## Saturday, August 08, 2009

### Negative-type distances and kernels

This is a story of two constructions that actually end up being essentially the same thing, as I recently discovered.

1. Kernels

The story of kernels in machine learning goes somewhat like this:

Take a positive definite function $$K(x,y)$$ that captures some notion of similarity between objects (a standard example of such a kernel is the Gaussian $$K(x,y) = \exp(-\|x - y\|^2)$$). A positive definite function, btw, is like the generalization of a p.d matrix: the integral $$\int f(x)f(y)k(x,y)dx dy \ge 0$$.

You can then construct a Hilbert space that captures the structure of the kernel. Specifically, for a fixed set of points S, construct a vector space from the basis $$\{k_x | x \in S\}$$, where $$k_x(y) = K(x,y)$$, and then define an inner product of two vectors in this space in the usual way: If $$v_a = \sum a_x k_x$$ and $$v_b = \sum b_x k_x$$, then $$v_a \cdot v_b = \sum a_x b_y K(x,y)$$.

You get nice properties from this construction: the so-called reproducing property is one of them, which tells you that $$K(x,y) = k_x \cdot k_y$$. In other words, we can capture the similarity function K(x,y) by a "standard" inner product in a Hilbert space.

What's even neater is that by invoking Mercer's theorem, you can construct an orthogonal basis, and make sure that the Hilbert space is actually a Euclidean space. The squared Euclidean distance in this space can be written in kernel form, as
$d_K(x,y) = K(x,x) + K(y,y) - 2K(x,y)$
which is what you'd expect when treating K(.) as an inner product.

2. Negative-type distance.
The second story comes from Deza and Laurent. When can a distance function be embedded in Euclidean space ? It turns out that it's more convenient to talk about the square of the distance function, which we'll call D.
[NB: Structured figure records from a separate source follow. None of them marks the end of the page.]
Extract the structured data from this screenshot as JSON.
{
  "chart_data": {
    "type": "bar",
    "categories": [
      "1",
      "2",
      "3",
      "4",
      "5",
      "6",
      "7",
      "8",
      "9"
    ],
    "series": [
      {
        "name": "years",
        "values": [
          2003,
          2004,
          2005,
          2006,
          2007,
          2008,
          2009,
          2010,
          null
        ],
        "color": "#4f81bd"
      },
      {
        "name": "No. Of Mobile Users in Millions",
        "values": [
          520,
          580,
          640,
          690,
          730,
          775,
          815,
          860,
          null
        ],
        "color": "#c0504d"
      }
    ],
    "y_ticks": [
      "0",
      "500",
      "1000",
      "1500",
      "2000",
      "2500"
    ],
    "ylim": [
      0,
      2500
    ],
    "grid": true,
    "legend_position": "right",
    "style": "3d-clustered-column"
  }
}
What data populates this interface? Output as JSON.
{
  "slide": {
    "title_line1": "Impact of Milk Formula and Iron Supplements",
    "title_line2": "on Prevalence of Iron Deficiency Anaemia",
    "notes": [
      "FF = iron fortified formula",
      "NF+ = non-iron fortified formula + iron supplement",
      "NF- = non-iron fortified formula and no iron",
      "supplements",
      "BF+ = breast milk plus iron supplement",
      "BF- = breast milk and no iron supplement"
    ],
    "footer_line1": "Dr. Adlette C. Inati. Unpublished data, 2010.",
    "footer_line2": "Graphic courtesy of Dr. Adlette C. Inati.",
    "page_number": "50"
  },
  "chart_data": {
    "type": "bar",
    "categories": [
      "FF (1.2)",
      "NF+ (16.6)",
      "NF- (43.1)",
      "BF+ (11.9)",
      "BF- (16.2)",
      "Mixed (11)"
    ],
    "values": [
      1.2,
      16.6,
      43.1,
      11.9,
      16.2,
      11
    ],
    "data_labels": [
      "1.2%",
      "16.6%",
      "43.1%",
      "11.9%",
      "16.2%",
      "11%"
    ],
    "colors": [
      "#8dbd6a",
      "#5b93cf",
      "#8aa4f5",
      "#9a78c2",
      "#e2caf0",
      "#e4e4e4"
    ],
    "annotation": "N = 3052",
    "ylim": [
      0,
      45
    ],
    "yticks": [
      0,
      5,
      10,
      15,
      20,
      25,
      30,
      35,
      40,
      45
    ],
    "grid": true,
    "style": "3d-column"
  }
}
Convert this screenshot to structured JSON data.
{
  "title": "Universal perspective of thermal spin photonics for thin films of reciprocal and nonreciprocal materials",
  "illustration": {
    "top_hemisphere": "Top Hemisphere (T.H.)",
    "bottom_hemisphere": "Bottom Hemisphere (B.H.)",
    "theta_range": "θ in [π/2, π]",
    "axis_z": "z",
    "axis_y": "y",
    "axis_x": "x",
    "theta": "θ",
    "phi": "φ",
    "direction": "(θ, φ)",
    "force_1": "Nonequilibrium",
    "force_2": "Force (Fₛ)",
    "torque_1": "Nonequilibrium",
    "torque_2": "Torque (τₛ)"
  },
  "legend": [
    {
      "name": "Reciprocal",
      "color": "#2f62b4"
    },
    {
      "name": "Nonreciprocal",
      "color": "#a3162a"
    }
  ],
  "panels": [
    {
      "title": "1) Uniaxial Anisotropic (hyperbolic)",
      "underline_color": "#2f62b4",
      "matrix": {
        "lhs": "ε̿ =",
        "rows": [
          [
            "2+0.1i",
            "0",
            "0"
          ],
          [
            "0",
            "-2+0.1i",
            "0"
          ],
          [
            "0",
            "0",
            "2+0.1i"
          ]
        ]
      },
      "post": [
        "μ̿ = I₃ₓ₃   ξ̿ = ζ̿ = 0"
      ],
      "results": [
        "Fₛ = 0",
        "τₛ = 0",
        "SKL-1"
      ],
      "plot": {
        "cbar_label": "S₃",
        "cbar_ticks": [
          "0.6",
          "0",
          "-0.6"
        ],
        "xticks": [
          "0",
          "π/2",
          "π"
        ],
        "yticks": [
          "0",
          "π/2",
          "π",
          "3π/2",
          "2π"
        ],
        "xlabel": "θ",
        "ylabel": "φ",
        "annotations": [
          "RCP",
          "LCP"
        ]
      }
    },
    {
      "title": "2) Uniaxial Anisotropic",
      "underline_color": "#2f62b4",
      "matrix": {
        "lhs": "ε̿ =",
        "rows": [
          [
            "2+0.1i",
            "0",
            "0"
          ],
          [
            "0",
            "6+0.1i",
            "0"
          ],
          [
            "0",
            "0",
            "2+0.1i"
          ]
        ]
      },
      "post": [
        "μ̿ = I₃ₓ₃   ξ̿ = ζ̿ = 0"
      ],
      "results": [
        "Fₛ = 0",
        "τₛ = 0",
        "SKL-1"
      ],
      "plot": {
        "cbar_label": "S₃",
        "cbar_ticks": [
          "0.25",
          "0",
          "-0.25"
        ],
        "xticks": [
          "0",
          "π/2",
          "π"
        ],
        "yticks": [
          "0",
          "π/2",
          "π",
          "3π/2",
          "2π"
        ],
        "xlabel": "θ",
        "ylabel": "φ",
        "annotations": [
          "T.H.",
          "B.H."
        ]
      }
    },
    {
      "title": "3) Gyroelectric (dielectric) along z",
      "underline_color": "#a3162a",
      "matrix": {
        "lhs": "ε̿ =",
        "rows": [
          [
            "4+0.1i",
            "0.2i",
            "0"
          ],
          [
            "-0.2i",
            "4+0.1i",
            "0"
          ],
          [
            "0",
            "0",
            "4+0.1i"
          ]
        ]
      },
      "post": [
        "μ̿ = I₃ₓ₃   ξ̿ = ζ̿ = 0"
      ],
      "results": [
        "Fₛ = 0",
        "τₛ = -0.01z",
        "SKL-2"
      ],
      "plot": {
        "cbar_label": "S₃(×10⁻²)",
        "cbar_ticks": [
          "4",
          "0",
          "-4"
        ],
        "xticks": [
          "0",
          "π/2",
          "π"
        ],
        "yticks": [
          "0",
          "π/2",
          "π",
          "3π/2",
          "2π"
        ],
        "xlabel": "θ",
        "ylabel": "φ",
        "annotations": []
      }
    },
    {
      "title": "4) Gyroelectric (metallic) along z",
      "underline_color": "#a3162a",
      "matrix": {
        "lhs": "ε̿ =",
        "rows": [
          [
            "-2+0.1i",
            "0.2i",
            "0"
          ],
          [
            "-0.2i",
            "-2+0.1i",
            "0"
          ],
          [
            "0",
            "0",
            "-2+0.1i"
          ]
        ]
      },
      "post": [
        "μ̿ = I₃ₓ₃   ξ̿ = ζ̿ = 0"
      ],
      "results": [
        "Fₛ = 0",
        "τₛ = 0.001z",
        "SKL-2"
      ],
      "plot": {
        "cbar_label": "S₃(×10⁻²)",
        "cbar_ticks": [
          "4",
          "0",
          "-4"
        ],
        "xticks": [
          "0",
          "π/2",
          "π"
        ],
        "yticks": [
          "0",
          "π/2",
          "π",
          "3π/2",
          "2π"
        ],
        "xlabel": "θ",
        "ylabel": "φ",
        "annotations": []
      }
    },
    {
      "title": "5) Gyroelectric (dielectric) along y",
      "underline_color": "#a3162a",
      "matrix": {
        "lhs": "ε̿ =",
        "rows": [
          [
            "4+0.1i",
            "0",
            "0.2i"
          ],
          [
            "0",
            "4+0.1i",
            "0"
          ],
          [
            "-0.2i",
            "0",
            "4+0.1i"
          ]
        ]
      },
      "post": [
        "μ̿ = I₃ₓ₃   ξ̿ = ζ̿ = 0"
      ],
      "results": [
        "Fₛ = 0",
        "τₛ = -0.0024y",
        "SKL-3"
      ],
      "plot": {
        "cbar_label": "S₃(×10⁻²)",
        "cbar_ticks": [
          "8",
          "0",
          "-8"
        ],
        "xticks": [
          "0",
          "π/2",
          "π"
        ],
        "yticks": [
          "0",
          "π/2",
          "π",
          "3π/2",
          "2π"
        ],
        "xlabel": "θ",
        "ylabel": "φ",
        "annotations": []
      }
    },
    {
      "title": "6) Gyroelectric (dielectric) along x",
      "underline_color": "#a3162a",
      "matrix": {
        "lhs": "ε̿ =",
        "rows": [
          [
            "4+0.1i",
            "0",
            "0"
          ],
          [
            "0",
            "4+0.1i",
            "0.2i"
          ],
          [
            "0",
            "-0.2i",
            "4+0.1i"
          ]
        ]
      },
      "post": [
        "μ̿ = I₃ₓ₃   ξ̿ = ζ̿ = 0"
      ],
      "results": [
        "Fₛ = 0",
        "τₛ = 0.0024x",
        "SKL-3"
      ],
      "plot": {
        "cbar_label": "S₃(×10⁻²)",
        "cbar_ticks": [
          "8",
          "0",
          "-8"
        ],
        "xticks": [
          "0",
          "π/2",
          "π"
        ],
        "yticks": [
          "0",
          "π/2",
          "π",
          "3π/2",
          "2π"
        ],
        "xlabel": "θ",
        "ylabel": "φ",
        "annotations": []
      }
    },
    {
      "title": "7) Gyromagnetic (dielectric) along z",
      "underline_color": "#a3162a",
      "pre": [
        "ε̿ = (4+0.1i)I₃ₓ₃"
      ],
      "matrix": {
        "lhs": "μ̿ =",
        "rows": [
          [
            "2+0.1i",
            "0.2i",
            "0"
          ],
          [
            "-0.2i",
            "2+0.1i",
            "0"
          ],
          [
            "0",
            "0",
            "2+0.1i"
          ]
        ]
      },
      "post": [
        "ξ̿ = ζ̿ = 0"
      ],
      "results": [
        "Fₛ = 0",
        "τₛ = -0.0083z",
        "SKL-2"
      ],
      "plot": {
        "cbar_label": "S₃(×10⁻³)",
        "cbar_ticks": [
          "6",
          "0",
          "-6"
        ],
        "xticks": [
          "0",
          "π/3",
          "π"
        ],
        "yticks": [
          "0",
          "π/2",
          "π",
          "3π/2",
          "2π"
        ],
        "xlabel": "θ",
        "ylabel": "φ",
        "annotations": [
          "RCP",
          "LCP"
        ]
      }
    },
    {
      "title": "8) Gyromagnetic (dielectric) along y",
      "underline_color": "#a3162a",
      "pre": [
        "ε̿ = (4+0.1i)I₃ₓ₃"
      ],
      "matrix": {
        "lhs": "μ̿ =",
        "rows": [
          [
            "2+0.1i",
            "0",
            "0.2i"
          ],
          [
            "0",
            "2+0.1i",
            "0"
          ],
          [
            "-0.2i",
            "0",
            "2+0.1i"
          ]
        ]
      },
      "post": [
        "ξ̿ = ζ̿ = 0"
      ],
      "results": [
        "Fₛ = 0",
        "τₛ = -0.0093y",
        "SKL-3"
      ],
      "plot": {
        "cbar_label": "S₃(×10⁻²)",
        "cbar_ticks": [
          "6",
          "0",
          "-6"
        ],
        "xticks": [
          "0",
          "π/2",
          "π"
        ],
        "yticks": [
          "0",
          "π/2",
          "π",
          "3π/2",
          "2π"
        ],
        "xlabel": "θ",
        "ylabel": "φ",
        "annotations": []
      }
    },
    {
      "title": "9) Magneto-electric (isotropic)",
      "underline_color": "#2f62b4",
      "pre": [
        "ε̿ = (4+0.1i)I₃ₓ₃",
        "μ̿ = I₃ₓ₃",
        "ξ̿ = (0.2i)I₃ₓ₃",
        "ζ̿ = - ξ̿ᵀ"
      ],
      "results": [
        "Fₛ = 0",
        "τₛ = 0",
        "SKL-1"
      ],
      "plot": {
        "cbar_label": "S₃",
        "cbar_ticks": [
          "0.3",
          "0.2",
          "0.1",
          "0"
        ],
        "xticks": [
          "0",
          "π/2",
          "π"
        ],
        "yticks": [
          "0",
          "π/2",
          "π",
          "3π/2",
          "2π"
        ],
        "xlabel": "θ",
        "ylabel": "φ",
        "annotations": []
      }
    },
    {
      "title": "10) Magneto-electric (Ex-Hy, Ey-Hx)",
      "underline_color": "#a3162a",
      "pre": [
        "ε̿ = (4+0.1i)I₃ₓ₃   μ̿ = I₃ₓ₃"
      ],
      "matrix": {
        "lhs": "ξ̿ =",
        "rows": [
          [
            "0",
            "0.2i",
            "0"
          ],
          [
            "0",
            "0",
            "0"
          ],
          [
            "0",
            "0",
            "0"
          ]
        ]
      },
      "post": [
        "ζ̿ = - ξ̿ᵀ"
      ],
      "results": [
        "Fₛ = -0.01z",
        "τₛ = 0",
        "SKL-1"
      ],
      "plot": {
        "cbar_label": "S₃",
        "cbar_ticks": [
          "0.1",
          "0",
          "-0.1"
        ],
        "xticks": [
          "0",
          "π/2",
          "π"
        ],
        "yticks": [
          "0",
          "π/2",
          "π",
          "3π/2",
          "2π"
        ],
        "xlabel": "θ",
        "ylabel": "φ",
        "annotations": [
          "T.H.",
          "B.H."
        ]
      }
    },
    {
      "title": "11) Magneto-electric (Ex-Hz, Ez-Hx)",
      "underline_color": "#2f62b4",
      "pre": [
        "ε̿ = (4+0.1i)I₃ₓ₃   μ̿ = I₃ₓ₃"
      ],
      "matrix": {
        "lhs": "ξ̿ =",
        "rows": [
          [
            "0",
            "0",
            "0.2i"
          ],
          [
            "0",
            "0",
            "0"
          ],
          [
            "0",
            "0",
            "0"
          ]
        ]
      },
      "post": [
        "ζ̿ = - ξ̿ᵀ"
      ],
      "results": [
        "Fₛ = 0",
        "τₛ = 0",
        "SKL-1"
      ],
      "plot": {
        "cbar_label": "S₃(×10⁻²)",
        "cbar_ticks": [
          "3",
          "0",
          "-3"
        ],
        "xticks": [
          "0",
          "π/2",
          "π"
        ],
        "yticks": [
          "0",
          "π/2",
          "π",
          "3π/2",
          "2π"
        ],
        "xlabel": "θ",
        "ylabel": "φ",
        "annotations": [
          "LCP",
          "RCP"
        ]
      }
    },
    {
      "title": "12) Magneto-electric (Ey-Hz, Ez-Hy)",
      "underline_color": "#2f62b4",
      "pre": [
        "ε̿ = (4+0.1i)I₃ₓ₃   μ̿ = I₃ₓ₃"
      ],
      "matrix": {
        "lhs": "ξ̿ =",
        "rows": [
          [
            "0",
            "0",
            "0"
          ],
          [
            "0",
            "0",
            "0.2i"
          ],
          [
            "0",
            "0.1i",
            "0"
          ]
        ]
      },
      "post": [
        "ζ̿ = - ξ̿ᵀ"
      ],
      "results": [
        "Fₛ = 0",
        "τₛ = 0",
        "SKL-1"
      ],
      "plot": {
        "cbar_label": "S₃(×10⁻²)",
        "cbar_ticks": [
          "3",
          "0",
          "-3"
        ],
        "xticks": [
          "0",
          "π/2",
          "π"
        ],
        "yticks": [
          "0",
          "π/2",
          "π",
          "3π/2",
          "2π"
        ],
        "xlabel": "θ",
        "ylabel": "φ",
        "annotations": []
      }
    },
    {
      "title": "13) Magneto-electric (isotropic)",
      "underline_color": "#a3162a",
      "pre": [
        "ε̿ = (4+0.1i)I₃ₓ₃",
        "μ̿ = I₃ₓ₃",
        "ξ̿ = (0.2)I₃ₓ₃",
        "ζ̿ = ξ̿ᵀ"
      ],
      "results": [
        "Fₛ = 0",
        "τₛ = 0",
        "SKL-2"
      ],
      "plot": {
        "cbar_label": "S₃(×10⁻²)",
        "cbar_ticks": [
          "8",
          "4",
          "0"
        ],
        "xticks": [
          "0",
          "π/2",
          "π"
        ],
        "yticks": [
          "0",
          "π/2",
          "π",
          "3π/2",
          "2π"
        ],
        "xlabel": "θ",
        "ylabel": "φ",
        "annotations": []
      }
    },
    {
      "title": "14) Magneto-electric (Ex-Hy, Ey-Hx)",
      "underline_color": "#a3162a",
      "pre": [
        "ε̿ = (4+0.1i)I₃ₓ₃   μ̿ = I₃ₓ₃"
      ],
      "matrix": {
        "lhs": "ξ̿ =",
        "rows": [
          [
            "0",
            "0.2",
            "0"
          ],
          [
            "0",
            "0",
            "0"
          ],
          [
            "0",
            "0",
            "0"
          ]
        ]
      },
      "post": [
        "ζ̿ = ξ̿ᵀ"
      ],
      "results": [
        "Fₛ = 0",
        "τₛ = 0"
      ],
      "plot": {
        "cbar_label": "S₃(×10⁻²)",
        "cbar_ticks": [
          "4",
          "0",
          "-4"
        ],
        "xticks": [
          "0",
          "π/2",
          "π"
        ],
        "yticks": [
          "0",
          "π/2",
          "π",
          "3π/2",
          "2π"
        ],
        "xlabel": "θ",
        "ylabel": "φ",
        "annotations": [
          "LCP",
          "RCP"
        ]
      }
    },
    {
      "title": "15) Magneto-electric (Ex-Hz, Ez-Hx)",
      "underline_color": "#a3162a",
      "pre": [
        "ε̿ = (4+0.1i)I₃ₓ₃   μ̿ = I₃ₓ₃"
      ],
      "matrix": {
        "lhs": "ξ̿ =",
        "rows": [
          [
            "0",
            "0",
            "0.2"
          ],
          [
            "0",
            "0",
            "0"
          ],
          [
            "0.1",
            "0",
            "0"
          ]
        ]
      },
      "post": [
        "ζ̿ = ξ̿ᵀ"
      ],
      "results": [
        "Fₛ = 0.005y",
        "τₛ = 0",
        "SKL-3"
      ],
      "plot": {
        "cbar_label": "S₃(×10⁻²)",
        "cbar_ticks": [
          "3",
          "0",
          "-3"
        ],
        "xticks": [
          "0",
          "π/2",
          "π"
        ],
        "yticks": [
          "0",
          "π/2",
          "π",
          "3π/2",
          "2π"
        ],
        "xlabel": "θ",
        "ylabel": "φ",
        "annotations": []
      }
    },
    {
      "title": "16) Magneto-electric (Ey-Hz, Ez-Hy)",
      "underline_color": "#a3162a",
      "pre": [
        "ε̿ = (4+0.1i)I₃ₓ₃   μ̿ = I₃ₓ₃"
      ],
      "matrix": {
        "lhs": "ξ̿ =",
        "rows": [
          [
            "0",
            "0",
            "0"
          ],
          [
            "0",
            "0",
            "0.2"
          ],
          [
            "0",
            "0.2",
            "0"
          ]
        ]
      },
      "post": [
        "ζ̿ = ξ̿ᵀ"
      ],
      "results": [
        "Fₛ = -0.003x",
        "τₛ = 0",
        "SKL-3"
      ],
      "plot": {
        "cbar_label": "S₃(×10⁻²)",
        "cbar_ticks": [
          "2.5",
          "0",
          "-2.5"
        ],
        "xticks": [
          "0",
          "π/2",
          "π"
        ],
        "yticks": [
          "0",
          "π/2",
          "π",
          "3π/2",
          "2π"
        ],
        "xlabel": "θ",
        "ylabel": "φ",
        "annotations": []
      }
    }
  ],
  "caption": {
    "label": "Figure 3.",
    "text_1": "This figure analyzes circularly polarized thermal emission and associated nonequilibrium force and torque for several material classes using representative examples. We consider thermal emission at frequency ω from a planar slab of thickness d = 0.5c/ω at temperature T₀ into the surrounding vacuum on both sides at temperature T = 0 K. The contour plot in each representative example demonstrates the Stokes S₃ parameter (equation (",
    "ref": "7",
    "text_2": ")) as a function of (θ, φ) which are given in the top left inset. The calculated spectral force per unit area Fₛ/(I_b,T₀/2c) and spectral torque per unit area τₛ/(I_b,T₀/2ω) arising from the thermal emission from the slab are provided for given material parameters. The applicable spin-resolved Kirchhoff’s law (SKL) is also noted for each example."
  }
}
There's an elegant characterization of when D can be embedded isometrically into $$\ell^2_2$$: this can be done if and only if D satisfies the negative-type inequality:
$\sum b_i b_j D(x_i, x_j) \le 0, \sum b_i = 0$
for all possible assignments to $$b_i$$.

The proof works via a construction called a covariance mapping that takes $D$ to the function $$k_D$$ defined as:
$k_D(x,y) = (1/2)(d(x, x_0) + d(y, x_0) - d(x,y))$
which differential geometry folks will recognize as the Gromov product.

The proof completes by showing that the negative-type condition on D implies positive definiteness of $$k_D$$, and this in turn means that $$k_D$$ can be expressed as an R-covariance:
$k_D(x,y) = \int f_x(\omega)f_y(\omega) d\mu(\omega)$
for some measure space $\mu$.

Note that the RHS of the equation is an infinite-dimensional inner product.

3. Where the two stories come together
The mapping that takes a kernel to a distance is the inverse of the covariance mapping used to map a distance to a metric. In other words, if we take a kernel K, compute $$d_K$$, and then use the distance to kernel mapping to compute $$k_{d_K}$$, we get back K. Further, since we can show that the negative-type condition on D implies a positive-definite condition on $$k_D$$, we can start off with either "D satisfies negative-type inequalities" or "K is a positive definite kernel" and yield the same conclusion on $$\ell_2^2$$ embeddability.

What's interesting is that the two ways of thinking about this don't seem to have been connected together explicitly before.

p.s This is not a fully rigorous correspondence except possibly in the finite dimensional case, but I find that it's often convenient to replace the negative-type argument with a kernel positive-definiteness argument in my head.